Let’s now discover the Rogers-Ramanujan identities. For the first, the predicate $Q$ requires adjacent blocks to differ by $2$:
*HaskPart> buildSet (differsBy 2) 20
[1,4,6,9,11,14,16,19]
This looks like the numbers equal to $1, 4$ modulo $5$, as the first
Rogers-Ramanujan identity claims. We can guess the second identity
similarly, now using andPreds to combine the predicate
differsBy 2 (which requires adjacent blocks to differ by at
least $2$) and biggerThan 1 (which requires the smallest block
to be at least $2$):
*HaskPart> buildSet (andPreds [differsBy 2, biggerThan 1]) 20
[2,3,7,8,12,13,17,18]
These are the numbers $\leq 20$ which have residues $2, 3$ modulo $5$.

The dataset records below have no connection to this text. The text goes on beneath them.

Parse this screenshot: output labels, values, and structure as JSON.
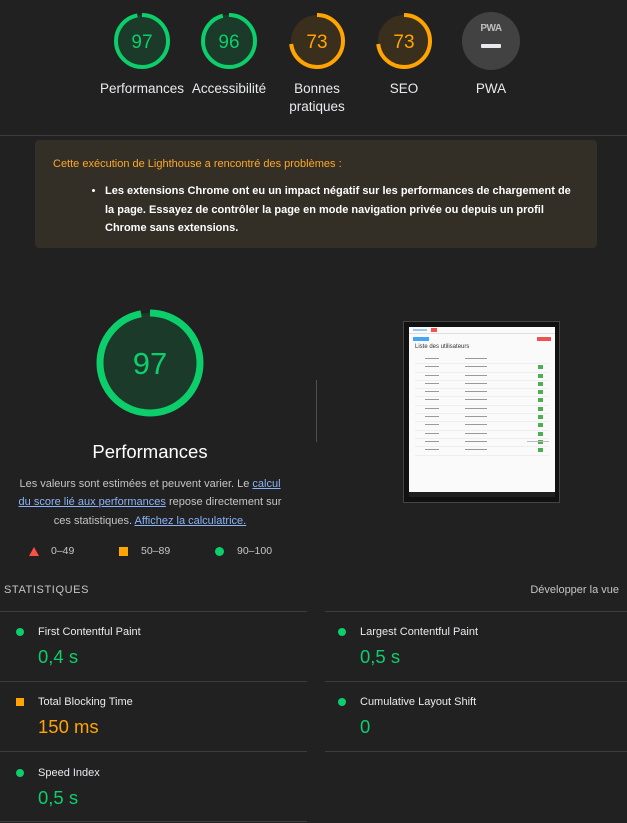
{
  "categories": [
    {
      "score": "97",
      "label": "Performances",
      "fraction": 0.97,
      "color": "#0cce6b"
    },
    {
      "score": "96",
      "label": "Accessibilité",
      "fraction": 0.96,
      "color": "#0cce6b"
    },
    {
      "score": "73",
      "label": "Bonnes pratiques",
      "fraction": 0.73,
      "color": "#ffa400"
    },
    {
      "score": "73",
      "label": "SEO",
      "fraction": 0.73,
      "color": "#ffa400"
    },
    {
      "score": "",
      "label": "PWA",
      "logo": "PWA"
    }
  ],
  "warning": {
    "title": "Cette exécution de Lighthouse a rencontré des problèmes :",
    "item": "Les extensions Chrome ont eu un impact négatif sur les performances de chargement de la page. Essayez de contrôler la page en mode navigation privée ou depuis un profil Chrome sans extensions.",
    "color": "#ffa726"
  },
  "performance": {
    "score": "97",
    "fraction": 0.97,
    "title": "Performances",
    "desc_1": "Les valeurs sont estimées et peuvent varier. Le ",
    "link_1": "calcul du score lié aux performances",
    "desc_2": " repose directement sur ces statistiques. ",
    "link_2": "Affichez la calculatrice."
  },
  "legend": [
    {
      "range": "0–49",
      "icon": "triangle-icon",
      "color": "#ff4e42"
    },
    {
      "range": "50–89",
      "icon": "square-icon",
      "color": "#ffa400"
    },
    {
      "range": "90–100",
      "icon": "circle-icon",
      "color": "#0cce6b"
    }
  ],
  "screenshot": {
    "title": "Liste des utilisateurs"
  },
  "stats": {
    "heading": "STATISTIQUES",
    "expand": "Développer la vue",
    "metrics": [
      {
        "name": "First Contentful Paint",
        "value": "0,4 s",
        "status": "pass"
      },
      {
        "name": "Largest Contentful Paint",
        "value": "0,5 s",
        "status": "pass"
      },
      {
        "name": "Total Blocking Time",
        "value": "150 ms",
        "status": "average"
      },
      {
        "name": "Cumulative Layout Shift",
        "value": "0",
        "status": "pass"
      },
      {
        "name": "Speed Index",
        "value": "0,5 s",
        "status": "pass"
      }
    ]
  }
}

Proving these results is considerably harder, but the basic tool is generating functions, discussed in Chapters 13-14 of Andrews, or my earlier blog post on partitions. But we don’t need to know any of this to discover the identities! This is the big advantage of experimental mathematics, particularly on a computer: with simple numerical evidence, our conjectures can very quickly outstrip our theorems.
Exercises
Here are some exercises lifted directly from Andrews. Determine $S_Q$ (if it exists) for the following predicates:
- Blocks differ by at least $2$ and no consecutive even numbers appear as summands.
- Blocks differ by at least $2$ and no consecutive odd numbers appear as summands.
- (1) and blocks are $\geq 3$.
- (2) and blocks are $\geq 3$.
- No block appears more than twice.
- Blocks are $\geq 2$, and the difference between any odd block and any smaller block is at least $3$.
- No part appears more than twice, and if $m$ appears twice, $m \pm 1$ are not blocks.
- All blocks differ by at last $6$, neither $1$ nor $3$ appears as a block, and if $m$ and $m+6$ appear as blocks, then $m \neq 0, 1, 3$ mod $6$.
- Odd blocks are not repeated.
- No block appears more than $3$ times, and if it appears more than once, $m+1$ appears at most once.
- No block is $\leq 2$, blocks appear at most twice, and no blocks are consecutive.
- No block is $\leq 2$, and no blocks are consecutive.
- No block repeats, and no blocks are multiples of $3$.
References
- Number theory (1971), George Andrews.